Salamanca

La fiesta más triste de la Virgen de la Salud

28 mayo, 2018 09:36

Este domingo de la octava de Pentecostés, 27 de mayo, se celebra en el barrio de Tejares la fiesta de Nuestra Señora de la Salud. Una jornada quizá la más triste que se recuerda tras el robo de las joyas de la imagen, como se explica en la sección de sucesos de NOTICIASCYL.

La fiesta grande se celebró con misas en el templo a las 7:00, 8:00, 9:00 y 10:00 de la mañana. Y a las 11:30 misa solemne en el Parque de La Salud con la posterior procesión. Los actos festivos concluirán el lunes 28 de mayo con la denominada ‘fiesta pequeña’. Habrá misas a las 11.30 (con procesión) y 19.00 horas.

Esta talla fue encontrada en el siglo XVII. Cuenta la leyenda que hubo una virgen anterior del siglo XII, pero fue sido destruida durante la Guerra de Independencia.

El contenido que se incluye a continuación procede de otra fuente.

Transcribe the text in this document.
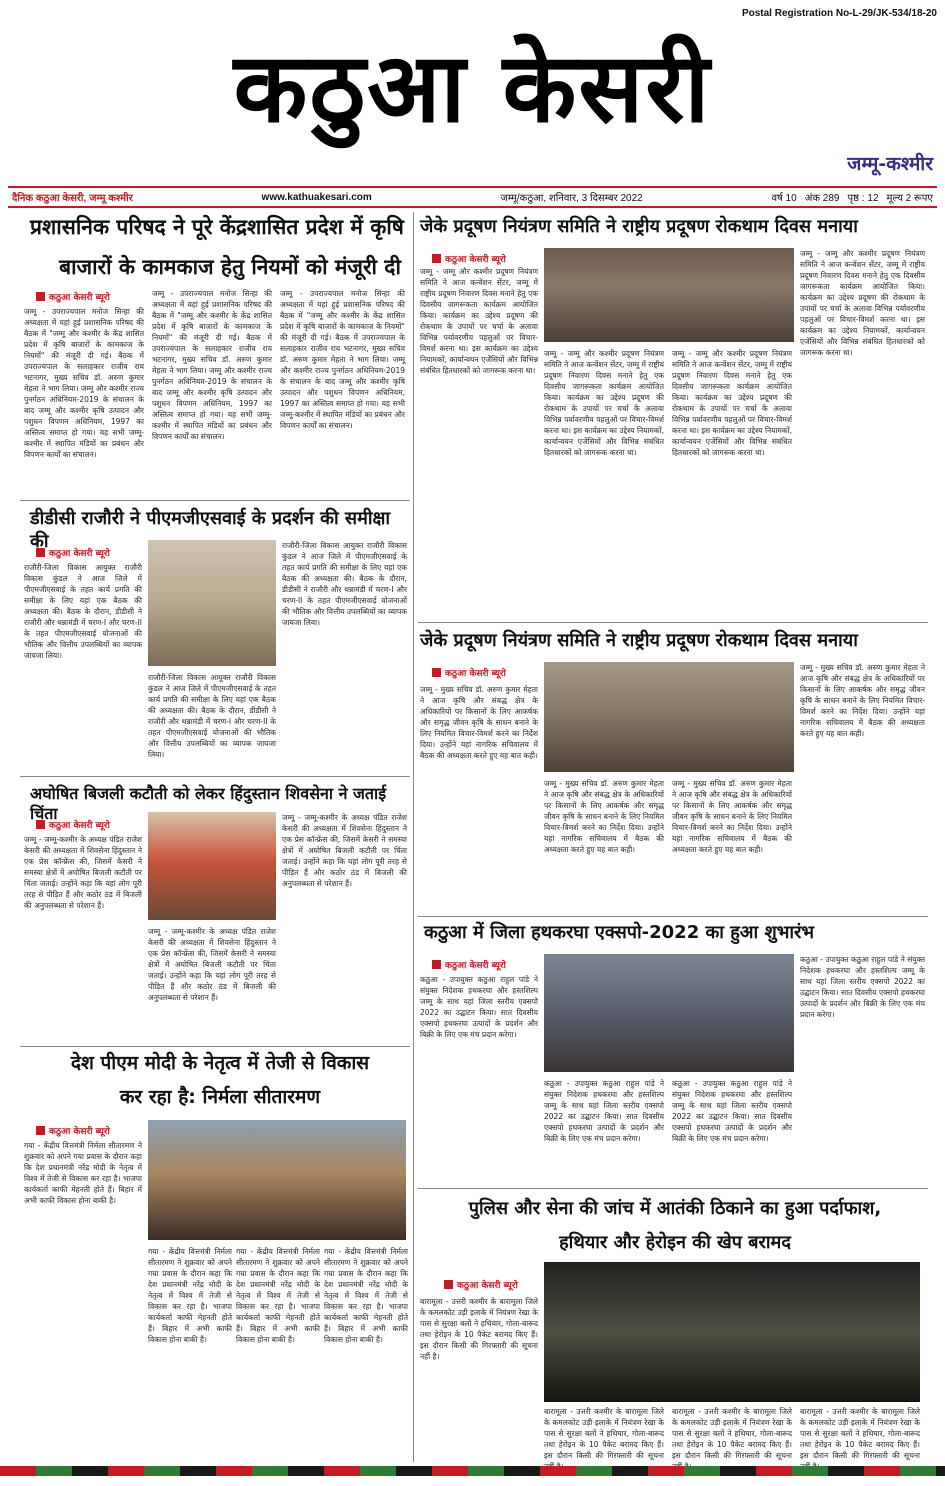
Postal Registration No-L-29/JK-534/18-20
कठुआ केसरी
जम्मू-कश्मीर
दैनिक कठुआ केसरी, जम्मू कश्मीर	www.kathuakesari.com	जम्मू/कठुआ, शनिवार, 3 दिसम्बर 2022	वर्ष 10 अंक 289 पृष्ठ : 12 मूल्य 2 रूपए
प्रशासनिक परिषद ने पूरे केंद्रशासित प्रदेश में कृषि
बाजारों के कामकाज हेतु नियमों को मंजूरी दी
कठुआ केसरी ब्यूरो
जम्मू - उपराज्यपाल मनोज सिन्हा की अध्यक्षता में यहां हुई प्रशासनिक परिषद की बैठक में "जम्मू और कश्मीर के केंद्र शासित प्रदेश में कृषि बाजारों के कामकाज के नियमों" की मंजूरी दी गई। बैठक में उपराज्यपाल के सलाहकार राजीव राय भटनागर, मुख्य सचिव डॉ. अरुण कुमार मेहता ने भाग लिया। जम्मू और कश्मीर राज्य पुनर्गठन अधिनियम-2019 के संचालन के बाद जम्मू और कश्मीर कृषि उत्पादन और पशुधन विपणन अधिनियम, 1997 का अस्तित्व समाप्त हो गया। यह सभी जम्मू-कश्मीर में स्थापित मंडियों का प्रबंधन और विपणन कार्यों का संचालन।
जम्मू - उपराज्यपाल मनोज सिन्हा की अध्यक्षता में यहां हुई प्रशासनिक परिषद की बैठक में "जम्मू और कश्मीर के केंद्र शासित प्रदेश में कृषि बाजारों के कामकाज के नियमों" की मंजूरी दी गई। बैठक में उपराज्यपाल के सलाहकार राजीव राय भटनागर, मुख्य सचिव डॉ. अरुण कुमार मेहता ने भाग लिया। जम्मू और कश्मीर राज्य पुनर्गठन अधिनियम-2019 के संचालन के बाद जम्मू और कश्मीर कृषि उत्पादन और पशुधन विपणन अधिनियम, 1997 का अस्तित्व समाप्त हो गया। यह सभी जम्मू-कश्मीर में स्थापित मंडियों का प्रबंधन और विपणन कार्यों का संचालन।
जम्मू - उपराज्यपाल मनोज सिन्हा की अध्यक्षता में यहां हुई प्रशासनिक परिषद की बैठक में "जम्मू और कश्मीर के केंद्र शासित प्रदेश में कृषि बाजारों के कामकाज के नियमों" की मंजूरी दी गई। बैठक में उपराज्यपाल के सलाहकार राजीव राय भटनागर, मुख्य सचिव डॉ. अरुण कुमार मेहता ने भाग लिया। जम्मू और कश्मीर राज्य पुनर्गठन अधिनियम-2019 के संचालन के बाद जम्मू और कश्मीर कृषि उत्पादन और पशुधन विपणन अधिनियम, 1997 का अस्तित्व समाप्त हो गया। यह सभी जम्मू-कश्मीर में स्थापित मंडियों का प्रबंधन और विपणन कार्यों का संचालन।
जेके प्रदूषण नियंत्रण समिति ने राष्ट्रीय प्रदूषण रोकथाम दिवस मनाया
कठुआ केसरी ब्यूरो
जम्मू - जम्मू और कश्मीर प्रदूषण नियंत्रण समिति ने आज कन्वेंशन सेंटर, जम्मू में राष्ट्रीय प्रदूषण निवारण दिवस मनाने हेतु एक दिवसीय जागरूकता कार्यक्रम आयोजित किया। कार्यक्रम का उद्देश्य प्रदूषण की रोकथाम के उपायों पर चर्चा के अलावा विभिन्न पर्यावरणीय पहलुओं पर विचार-विमर्श करना था। इस कार्यक्रम का उद्देश्य नियामकों, कार्यान्वयन एजेंसियों और विभिन्न संबंधित हितधारकों को जागरूक करना था।
जम्मू - जम्मू और कश्मीर प्रदूषण नियंत्रण समिति ने आज कन्वेंशन सेंटर, जम्मू में राष्ट्रीय प्रदूषण निवारण दिवस मनाने हेतु एक दिवसीय जागरूकता कार्यक्रम आयोजित किया। कार्यक्रम का उद्देश्य प्रदूषण की रोकथाम के उपायों पर चर्चा के अलावा विभिन्न पर्यावरणीय पहलुओं पर विचार-विमर्श करना था। इस कार्यक्रम का उद्देश्य नियामकों, कार्यान्वयन एजेंसियों और विभिन्न संबंधित हितधारकों को जागरूक करना था।
जम्मू - जम्मू और कश्मीर प्रदूषण नियंत्रण समिति ने आज कन्वेंशन सेंटर, जम्मू में राष्ट्रीय प्रदूषण निवारण दिवस मनाने हेतु एक दिवसीय जागरूकता कार्यक्रम आयोजित किया। कार्यक्रम का उद्देश्य प्रदूषण की रोकथाम के उपायों पर चर्चा के अलावा विभिन्न पर्यावरणीय पहलुओं पर विचार-विमर्श करना था। इस कार्यक्रम का उद्देश्य नियामकों, कार्यान्वयन एजेंसियों और विभिन्न संबंधित हितधारकों को जागरूक करना था।
जम्मू - जम्मू और कश्मीर प्रदूषण नियंत्रण समिति ने आज कन्वेंशन सेंटर, जम्मू में राष्ट्रीय प्रदूषण निवारण दिवस मनाने हेतु एक दिवसीय जागरूकता कार्यक्रम आयोजित किया। कार्यक्रम का उद्देश्य प्रदूषण की रोकथाम के उपायों पर चर्चा के अलावा विभिन्न पर्यावरणीय पहलुओं पर विचार-विमर्श करना था। इस कार्यक्रम का उद्देश्य नियामकों, कार्यान्वयन एजेंसियों और विभिन्न संबंधित हितधारकों को जागरूक करना था।
डीडीसी राजौरी ने पीएमजीएसवाई के प्रदर्शन की समीक्षा की
कठुआ केसरी ब्यूरो
राजौरी-जिला विकास आयुक्त राजौरी विकास कुंडल ने आज जिले में पीएमजीएसवाई के तहत कार्य प्रगति की समीक्षा के लिए यहां एक बैठक की अध्यक्षता की। बैठक के दौरान, डीडीसी ने राजौरी और थन्नामंडी में चरण-I और चरण-II के तहत पीएमजीएसवाई योजनाओं की भौतिक और वित्तीय उपलब्धियों का व्यापक जायजा लिया।
राजौरी-जिला विकास आयुक्त राजौरी विकास कुंडल ने आज जिले में पीएमजीएसवाई के तहत कार्य प्रगति की समीक्षा के लिए यहां एक बैठक की अध्यक्षता की। बैठक के दौरान, डीडीसी ने राजौरी और थन्नामंडी में चरण-I और चरण-II के तहत पीएमजीएसवाई योजनाओं की भौतिक और वित्तीय उपलब्धियों का व्यापक जायजा लिया।
राजौरी-जिला विकास आयुक्त राजौरी विकास कुंडल ने आज जिले में पीएमजीएसवाई के तहत कार्य प्रगति की समीक्षा के लिए यहां एक बैठक की अध्यक्षता की। बैठक के दौरान, डीडीसी ने राजौरी और थन्नामंडी में चरण-I और चरण-II के तहत पीएमजीएसवाई योजनाओं की भौतिक और वित्तीय उपलब्धियों का व्यापक जायजा लिया।
जेके प्रदूषण नियंत्रण समिति ने राष्ट्रीय प्रदूषण रोकथाम दिवस मनाया
कठुआ केसरी ब्यूरो
जम्मू - मुख्य सचिव डॉ. अरुण कुमार मेहता ने आज कृषि और संबद्ध क्षेत्र के अधिकारियों पर किसानों के लिए आकर्षक और समृद्ध जीवन कृषि के साधन बनाने के लिए नियमित विचार-विमर्श करने का निर्देश दिया। उन्होंने यहां नागरिक सचिवालय में बैठक की अध्यक्षता करते हुए यह बात कही।
जम्मू - मुख्य सचिव डॉ. अरुण कुमार मेहता ने आज कृषि और संबद्ध क्षेत्र के अधिकारियों पर किसानों के लिए आकर्षक और समृद्ध जीवन कृषि के साधन बनाने के लिए नियमित विचार-विमर्श करने का निर्देश दिया। उन्होंने यहां नागरिक सचिवालय में बैठक की अध्यक्षता करते हुए यह बात कही।
जम्मू - मुख्य सचिव डॉ. अरुण कुमार मेहता ने आज कृषि और संबद्ध क्षेत्र के अधिकारियों पर किसानों के लिए आकर्षक और समृद्ध जीवन कृषि के साधन बनाने के लिए नियमित विचार-विमर्श करने का निर्देश दिया। उन्होंने यहां नागरिक सचिवालय में बैठक की अध्यक्षता करते हुए यह बात कही।
जम्मू - मुख्य सचिव डॉ. अरुण कुमार मेहता ने आज कृषि और संबद्ध क्षेत्र के अधिकारियों पर किसानों के लिए आकर्षक और समृद्ध जीवन कृषि के साधन बनाने के लिए नियमित विचार-विमर्श करने का निर्देश दिया। उन्होंने यहां नागरिक सचिवालय में बैठक की अध्यक्षता करते हुए यह बात कही।
अघोषित बिजली कटौती को लेकर हिंदुस्तान शिवसेना ने जताई चिंता
कठुआ केसरी ब्यूरो
जम्मू - जम्मू-कश्मीर के अध्यक्ष पंडित राजेश केसरी की अध्यक्षता में शिवसेना हिंदुस्तान ने एक प्रेस कॉन्फ्रेंस की, जिसमें केसरी ने समस्या क्षेत्रों में अघोषित बिजली कटौती पर चिंता जताई। उन्होंने कहा कि यहां लोग पूरी तरह से पीड़ित हैं और कठोर ठंड में बिजली की अनुपलब्धता से परेशान हैं।
जम्मू - जम्मू-कश्मीर के अध्यक्ष पंडित राजेश केसरी की अध्यक्षता में शिवसेना हिंदुस्तान ने एक प्रेस कॉन्फ्रेंस की, जिसमें केसरी ने समस्या क्षेत्रों में अघोषित बिजली कटौती पर चिंता जताई। उन्होंने कहा कि यहां लोग पूरी तरह से पीड़ित हैं और कठोर ठंड में बिजली की अनुपलब्धता से परेशान हैं।
जम्मू - जम्मू-कश्मीर के अध्यक्ष पंडित राजेश केसरी की अध्यक्षता में शिवसेना हिंदुस्तान ने एक प्रेस कॉन्फ्रेंस की, जिसमें केसरी ने समस्या क्षेत्रों में अघोषित बिजली कटौती पर चिंता जताई। उन्होंने कहा कि यहां लोग पूरी तरह से पीड़ित हैं और कठोर ठंड में बिजली की अनुपलब्धता से परेशान हैं।
कठुआ में जिला हथकरघा एक्सपो-2022 का हुआ शुभारंभ
कठुआ केसरी ब्यूरो
कठुआ - उपायुक्त कठुआ राहुल पांडे ने संयुक्त निदेशक हथकरघा और हस्तशिल्प जम्मू के साथ यहां जिला स्तरीय एक्सपो 2022 का उद्घाटन किया। सात दिवसीय एक्सपो हथकरघा उत्पादों के प्रदर्शन और बिक्री के लिए एक मंच प्रदान करेगा।
कठुआ - उपायुक्त कठुआ राहुल पांडे ने संयुक्त निदेशक हथकरघा और हस्तशिल्प जम्मू के साथ यहां जिला स्तरीय एक्सपो 2022 का उद्घाटन किया। सात दिवसीय एक्सपो हथकरघा उत्पादों के प्रदर्शन और बिक्री के लिए एक मंच प्रदान करेगा।
कठुआ - उपायुक्त कठुआ राहुल पांडे ने संयुक्त निदेशक हथकरघा और हस्तशिल्प जम्मू के साथ यहां जिला स्तरीय एक्सपो 2022 का उद्घाटन किया। सात दिवसीय एक्सपो हथकरघा उत्पादों के प्रदर्शन और बिक्री के लिए एक मंच प्रदान करेगा।
कठुआ - उपायुक्त कठुआ राहुल पांडे ने संयुक्त निदेशक हथकरघा और हस्तशिल्प जम्मू के साथ यहां जिला स्तरीय एक्सपो 2022 का उद्घाटन किया। सात दिवसीय एक्सपो हथकरघा उत्पादों के प्रदर्शन और बिक्री के लिए एक मंच प्रदान करेगा।
देश पीएम मोदी के नेतृत्व में तेजी से विकास
कर रहा है: निर्मला सीतारमण
कठुआ केसरी ब्यूरो
गया - केंद्रीय वित्तमंत्री निर्मला सीतारमण ने शुक्रवार को अपने गया प्रवास के दौरान कहा कि देश प्रधानमंत्री नरेंद्र मोदी के नेतृत्व में विश्व में तेजी से विकास कर रहा है। भाजपा कार्यकर्ता काफी मेहनती होते हैं। बिहार में अभी काफी विकास होना बाकी है।
गया - केंद्रीय वित्तमंत्री निर्मला सीतारमण ने शुक्रवार को अपने गया प्रवास के दौरान कहा कि देश प्रधानमंत्री नरेंद्र मोदी के नेतृत्व में विश्व में तेजी से विकास कर रहा है। भाजपा कार्यकर्ता काफी मेहनती होते हैं। बिहार में अभी काफी विकास होना बाकी है।
गया - केंद्रीय वित्तमंत्री निर्मला सीतारमण ने शुक्रवार को अपने गया प्रवास के दौरान कहा कि देश प्रधानमंत्री नरेंद्र मोदी के नेतृत्व में विश्व में तेजी से विकास कर रहा है। भाजपा कार्यकर्ता काफी मेहनती होते हैं। बिहार में अभी काफी विकास होना बाकी है।
गया - केंद्रीय वित्तमंत्री निर्मला सीतारमण ने शुक्रवार को अपने गया प्रवास के दौरान कहा कि देश प्रधानमंत्री नरेंद्र मोदी के नेतृत्व में विश्व में तेजी से विकास कर रहा है। भाजपा कार्यकर्ता काफी मेहनती होते हैं। बिहार में अभी काफी विकास होना बाकी है।
पुलिस और सेना की जांच में आतंकी ठिकाने का हुआ पर्दाफाश,
हथियार और हेरोइन की खेप बरामद
कठुआ केसरी ब्यूरो
बारामूला - उत्तरी कश्मीर के बारामूला जिले के कमलकोट उड़ी इलाके में नियंत्रण रेखा के पास से सुरक्षा बलों ने हथियार, गोला-बारूद तथा हेरोइन के 10 पैकेट बरामद किए हैं। इस दौरान किसी की गिरफ्तारी की सूचना नहीं है।
बारामूला - उत्तरी कश्मीर के बारामूला जिले के कमलकोट उड़ी इलाके में नियंत्रण रेखा के पास से सुरक्षा बलों ने हथियार, गोला-बारूद तथा हेरोइन के 10 पैकेट बरामद किए हैं। इस दौरान किसी की गिरफ्तारी की सूचना
बारामूला - उत्तरी कश्मीर के बारामूला जिले के कमलकोट उड़ी इलाके में नियंत्रण रेखा के पास से सुरक्षा बलों ने हथियार, गोला-बारूद तथा हेरोइन के 10 पैकेट बरामद किए हैं। इस दौरान किसी की गिरफ्तारी की सूचना
बारामूला - उत्तरी कश्मीर के बारामूला जिले के कमलकोट उड़ी इलाके में नियंत्रण रेखा के पास से सुरक्षा बलों ने हथियार, गोला-बारूद तथा हेरोइन के 10 पैकेट बरामद किए हैं। इस दौरान किसी की गिरफ्तारी की सूचना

La imagen siempre ha tenido una gran devoción, incluso cuando Tejares era un pueblo y no un barrio de Salamanca, con una romería en su honor.

Era momento de celebración no sólo para los habitantes de Tejares, sino para todos los barrios del arrabal de Salamanca. En torno a la iglesia se instalaba uno de los mercados de alfarería más importantes de la provincia, hoy en día transformado en puestos de golosinas, regalos varios y las siempre dulces almendras garrapiñadas, una costumbre que no se ha perdido pese al paso de los años. Como tampoco la rica chanfaina, que todavía elaboran algunos bares de la zona para deleite de los amantes de este plato típico de Salamanca.

Ya en 1903 escribía Celso Gomis en ‘Hojas Selectas’, que “quien acertara a llegar a Salamanca el 20 de junio por la tarde, se creería en una ciudad completamente abandonada. Tanta es la soledad que en tal día y a tal hora reina en las calles de la que en otro tiempo fue brillante emporio de la ciencia. Desde las primeras horas de la mañana del citado día, en que el vecino lugar de Tejares celebra su fiesta mayor, no se ve más que una larga hilera de gente que cruza el antiquísimo puente romano del Tormes y se pierde entre las nubes de polvo que se levantan de la carretera de la Fregeneda. Al llegar la tarde, apenas queda ya persona viviente dentro de los muros de la antigua Salmántida. A caballo algunos, muchos en carruaje y a pie los más, todo el mundo se ha trasladado al lugar de la romería. Pintoresca en extremo es la gran mezcolanza de tipos y trajes que por doquier se ven. Nada diremos de la elegante dama, por ser su traje el mismo en todas partes; pero merecen especial mención, por su modo de vestir, la linda artesana, la airosa charra y la robusta serrana”.